Coding intensity could lead to $200 billion spending jump in Medicare Advantage
CMS will likely overpay Medicare Advantage plans by hundreds of billions of dollars over the next 10 years if the agency doesn’t account for "coding intensity" in its risk scores.
As University of California, San Diego family medicine professor Richard Kronick wrote in a Health Affairs study, the risk score for MA enrollees has risen by around 1.5 percent per year over the past decade. He credited this rise not to a change in enrollees’ health, but rather to MA plans making a concerted effort to identify additional diagnoses for beneficiaries—making them appear less healthy than the average Medicare fee-for-service (FFS) beneficiary and thus increasing their risk score.
This has been an issue since 2000, when CMS began phasing in use of diagnostic as well as demographic information as risk score adjusters. The idea was the old system penalized plans which covered potentially higher-cost enrollees. After the switch, however, Congress became concerned this would lead to overpayment of MA plans after giving them strong incentives to report diagnostic information more completely than in FFS Medicare. With each plan paid its bid multiplied by the risk score,
According to Kronick, lawmakers were right to be concerned. He determined there was a 8 percent difference between MA coding and the actual risk.
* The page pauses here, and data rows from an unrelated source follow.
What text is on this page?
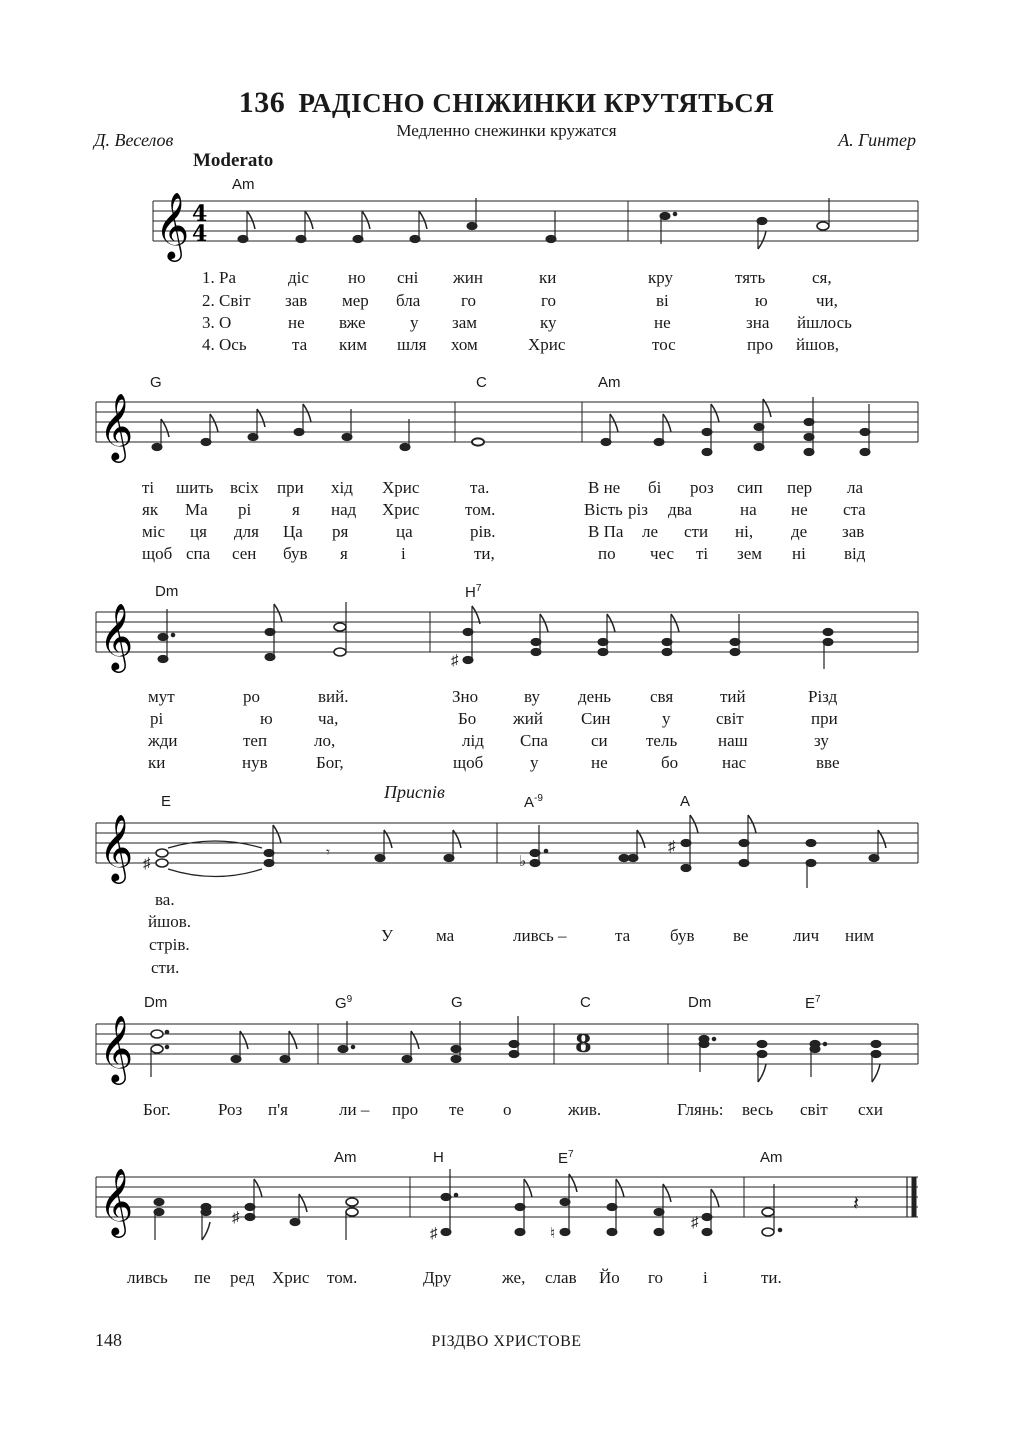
136 РАДІСНО СНІЖИНКИ КРУТЯТЬСЯ
Медленно снежинки кружатся
Д. Веселов	А. Гинтер
Moderato
Am
𝄞 4
4
1. Ра	діс но сні жин	ки	кру	тять	ся,
2. Світ зав мер бла го	го	ві	ю	чи,
3. О	не вже	у зам	ку	не	зна йшлось
4. Ось	та ким шля хом	Хрис	тос	про йшов,
G	C	Am
𝄞
ті шить всіх при хід Хрис	та.	В не бі роз сип пер ла
як Ма рі я над Хрис	том.	Вість різ два	на не ста
міс ця для Ца ря	ца	рів.	В Па ле сти ні, де зав
щоб спа сен був я	і	ти,	по чес ті зем ні від
Dm	$H^7$
𝄞	♯
мут	ро	вий.	Зно	ву день свя	тий	Різд
рі	ю	ча,	Бо жий Син	у	світ	при
жди	теп	ло,	лід Спа	си тель наш	зу
ки	нув	Бог,	щоб	у	не	бо	нас	вве
E	Приспів
$A^{-9}$	A
𝄞 ♯
𝄾
♭
♯
ва.
йшов.
стрів.
сти.
У	ма	ливсь –	та був ве	лич ним
Dm	$G^9$	G	C	Dm	$E^7$
𝄞	8
Бог.	Роз п'я	ли – про те о	жив.	Глянь: весь світ схи
Am	H	$E^7$	Am
𝄞	♯
♯	♮
♯
𝄽
ливсь пе ред Хрис том.	Дру	же, слав Йо го і	ти.
148	РІЗДВО ХРИСТОВЕ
MA enrollees had 97.1 percent of the average FFS Medicare beneficiary’s risk score using an adjusted average per capita cost method, but when using diagnostic risk adjustment, the average MA risk score swung the other way, to 104.9 percent of FFS. After the 2014 minimum coding intensity adjustment of 4.91 percent required by Congress is subtracted, the net effect of Medicare Advantage coding intensity in 2014 on risk scores is approximately 3 percent.
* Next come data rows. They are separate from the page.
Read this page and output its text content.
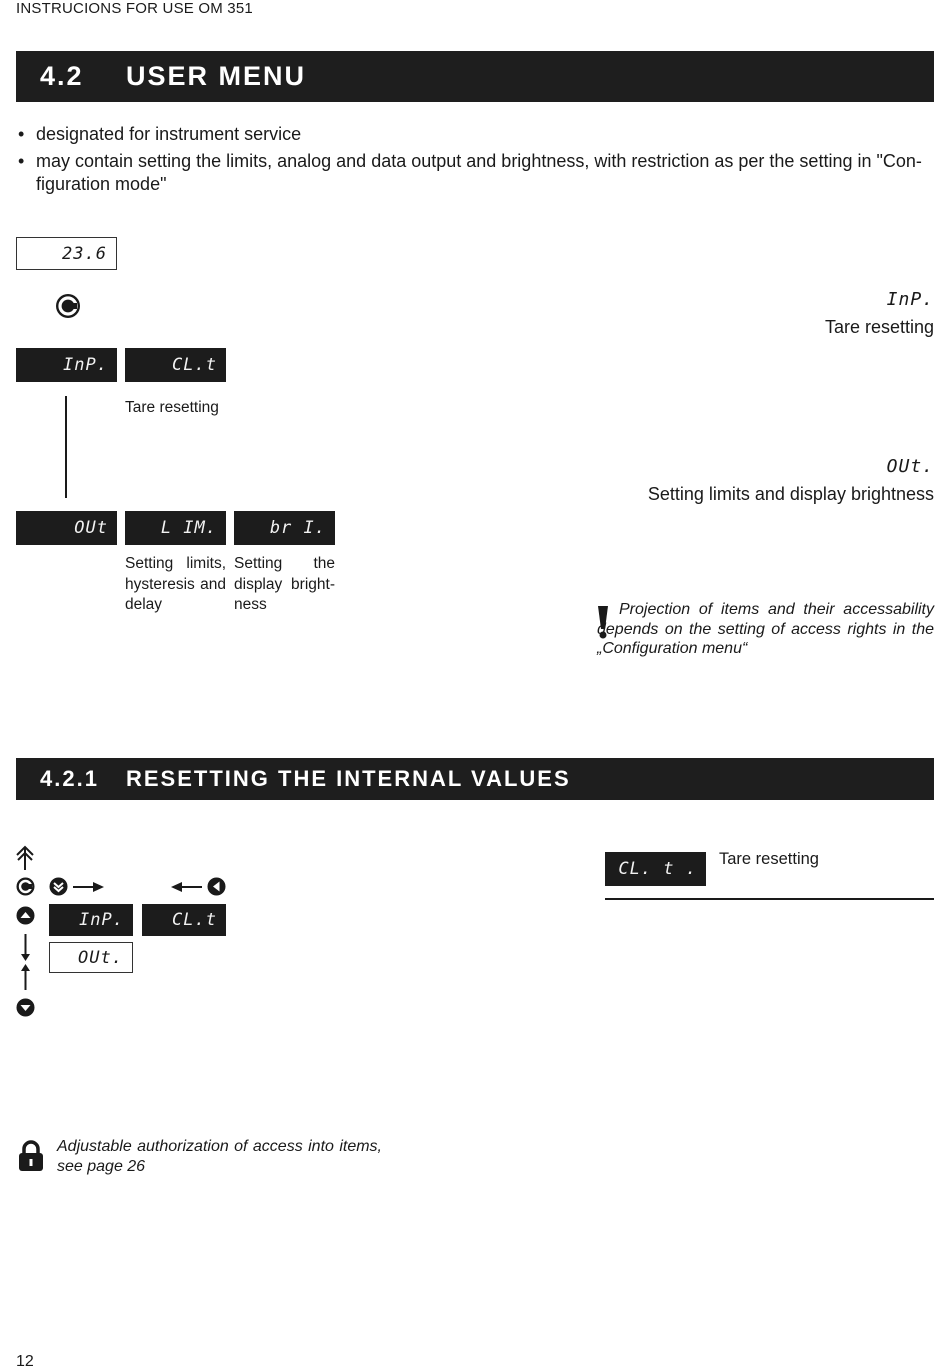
INSTRUCIONS FOR USE OM 351
4.2	USER MENU
• designated for instrument service
• may contain setting the limits, analog and data output and brightness, with restriction as per the setting in "Con-figuration mode"
23.6
InP.	CL.t
Tare resetting
OUt	L IM.	br I.
Setting limits, hysteresis and delay
Setting the display bright-ness
InP.
Tare resetting
OUt.
Setting limits and display brightness
Projection of items and their accessability depends on the setting of access rights in the „Configuration menu“
4.2.1	RESETTING THE INTERNAL VALUES
InP.	CL.t
OUt.
CL. t .	Tare resetting
Adjustable authorization of access into items, see page 26
12
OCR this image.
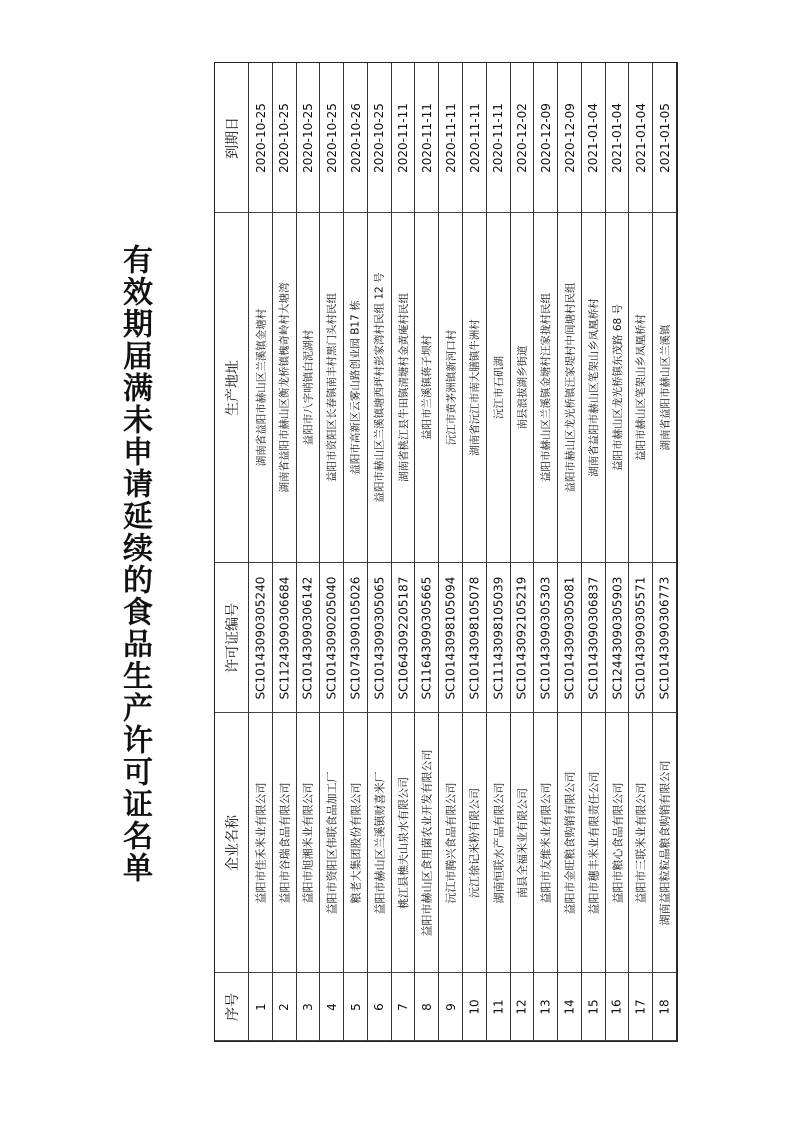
有效期届满未申请延续的食品生产许可证名单
到期日
生产地址
许可证编号
企业名称
序号
2020-10-25
湖南省益阳市赫山区兰溪镇金塘村
SC10143090305240
益阳市佳禾米业有限公司
1
2020-10-25
湖南省益阳市赫山区衡龙桥镇槐奇岭村大塘湾
SC11243090306684
益阳市谷瑞食品有限公司
2
2020-10-25
益阳市八字哨镇白泥湖村
SC10143090306142
益阳市旭湘米业有限公司
3
2020-10-25
益阳市资阳区长春镇南丰村黑门头村民组
SC10143090205040
益阳市资阳区伟联食品加工厂
4
2020-10-26
益阳市高新区云雾山路创业园 B17 栋
SC10743090105026
粮老大集团股份有限公司
5
2020-10-25
益阳市赫山区兰溪镇塘西坪村彭家湾村民组 12 号
SC10143090305065
益阳市赫山区兰溪镇财喜米厂
6
2020-11-11
湖南省桃江县牛田镇清塘村金黄庵村民组
SC10643092205187
桃江县樵夫山泉水有限公司
7
2020-11-11
益阳市兰溪镇蒋子坝村
SC11643090305665
益阳市赫山区食用菌农业开发有限公司
8
2020-11-11
沅江市黄茅洲镇新河口村
SC10143098105094
沅江市腾兴食品有限公司
9
2020-11-11
湖南省沅江市南大膳镇牛洲村
SC10143098105078
沅江徐记米粉有限公司
10
2020-11-11
沅江市石矶湖
SC11143098105039
湖南恒联水产品有限公司
11
2020-12-02
南县浪拔湖乡街道
SC10143092105219
南县全福米业有限公司
12
2020-12-09
益阳市赫山区兰溪镇金塘村汪家拢村民组
SC10143090305303
益阳市友维米业有限公司
13
2020-12-09
益阳市赫山区龙光桥镇汪家堤村中间塘村民组
SC10143090305081
益阳市金旺粮食购销有限公司
14
2021-01-04
湖南省益阳市赫山区笔架山乡凤凰桥村
SC10143090306837
益阳市穗丰米业有限责任公司
15
2021-01-04
益阳市赫山区龙光桥镇东茂路 68 号
SC12443090305903
益阳市粮心食品有限公司
16
2021-01-04
益阳市赫山区笔架山乡凤凰桥村
SC10143090305571
益阳市三联米业有限公司
17
2021-01-05
湖南省益阳市赫山区兰溪镇
SC10143090306773
湖南益阳粒粒晶粮食购销有限公司
18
A coding intensity adjustment was implemented in 2010, which reduced risk scores by a minimum of 3.41 percent in 2010, ramping up to a 5.91 percent reduction in 2015—still not enough to cover the 8 percent gap Kronick identified.
“These responses have not yet established a payment system that will protect taxpayers and beneficiaries from the effects of differential coding over the coming decade, with a likely liability of $200 to $250 billion,” he wrote. “Both political and technical problems have impeded the development of a robust solution.”
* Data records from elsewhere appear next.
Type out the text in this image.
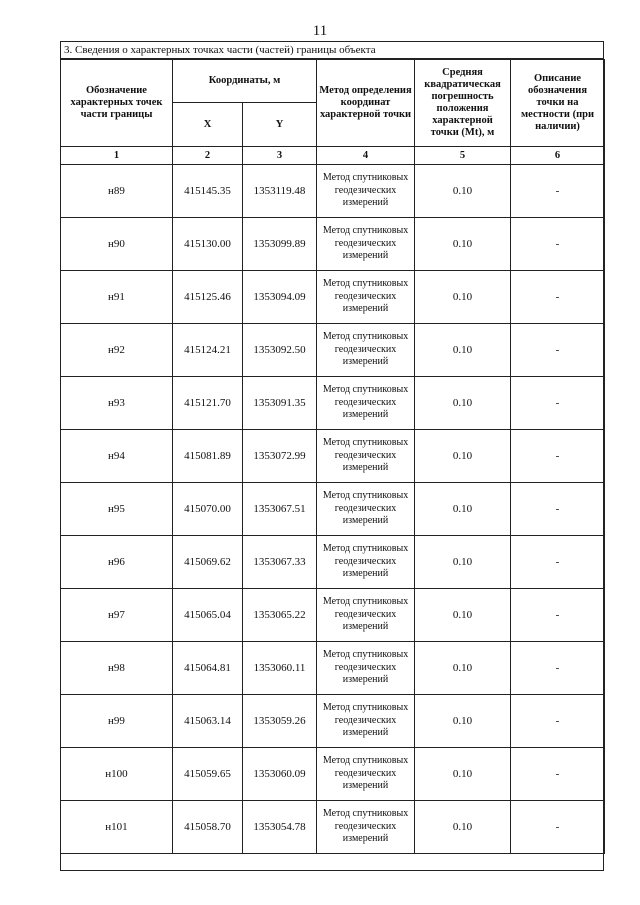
11
3. Сведения о характерных точках части (частей) границы объекта
Обозначение характерных точек части границы	Координаты, м		Метод определения координат характерной точки	Средняя квадратическая погрешность положения характерной точки (Mt), м	Описание обозначения точки на местности (при наличии)
	X	Y			
1	2	3	4	5	6
н89	415145.35	1353119.48	Метод спутниковых геодезических измерений	0.10	-
н90	415130.00	1353099.89	Метод спутниковых геодезических измерений	0.10	-
н91	415125.46	1353094.09	Метод спутниковых геодезических измерений	0.10	-
н92	415124.21	1353092.50	Метод спутниковых геодезических измерений	0.10	-
н93	415121.70	1353091.35	Метод спутниковых геодезических измерений	0.10	-
н94	415081.89	1353072.99	Метод спутниковых геодезических измерений	0.10	-
н95	415070.00	1353067.51	Метод спутниковых геодезических измерений	0.10	-
н96	415069.62	1353067.33	Метод спутниковых геодезических измерений	0.10	-
н97	415065.04	1353065.22	Метод спутниковых геодезических измерений	0.10	-
н98	415064.81	1353060.11	Метод спутниковых геодезических измерений	0.10	-
н99	415063.14	1353059.26	Метод спутниковых геодезических измерений	0.10	-
н100	415059.65	1353060.09	Метод спутниковых геодезических измерений	0.10	-
н101	415058.70	1353054.78	Метод спутниковых геодезических измерений	0.10	-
The effects could worsen if MA enrollment grows beyond what Kronick considered to be conservative estimates.
Part of the solution, he argued, can be found, is to revive a 2004 proposal. This would’ve required the CMS adjustment to be budget-neutral and adjust for coding intensity “using the principle that MA beneficiaries are no healthier and no sicker than demographically similar fee-for-service Medicare beneficiaries.”
Kronick said this may still be “slightly too generous” to MA plans, as their enrollees be somewhat healthier than comparable FFS beneficiaries. With the change, CMS may have to look out for MA plans trying to avoid covering higher-risk patients.
“If CMS adopts the method of calculating the coding intensity adjustment proposed here, it would be important for the agency to conduct annual analyses of mortality data, Medicare Current Beneficiary Survey data, and other data such as prescription drug data to monitor selection into Medicare Advantage. If these analyses were to find adverse selection against MA plans, then the coding intensity adjustment would need to be modified to account for this,” Kronick wrote.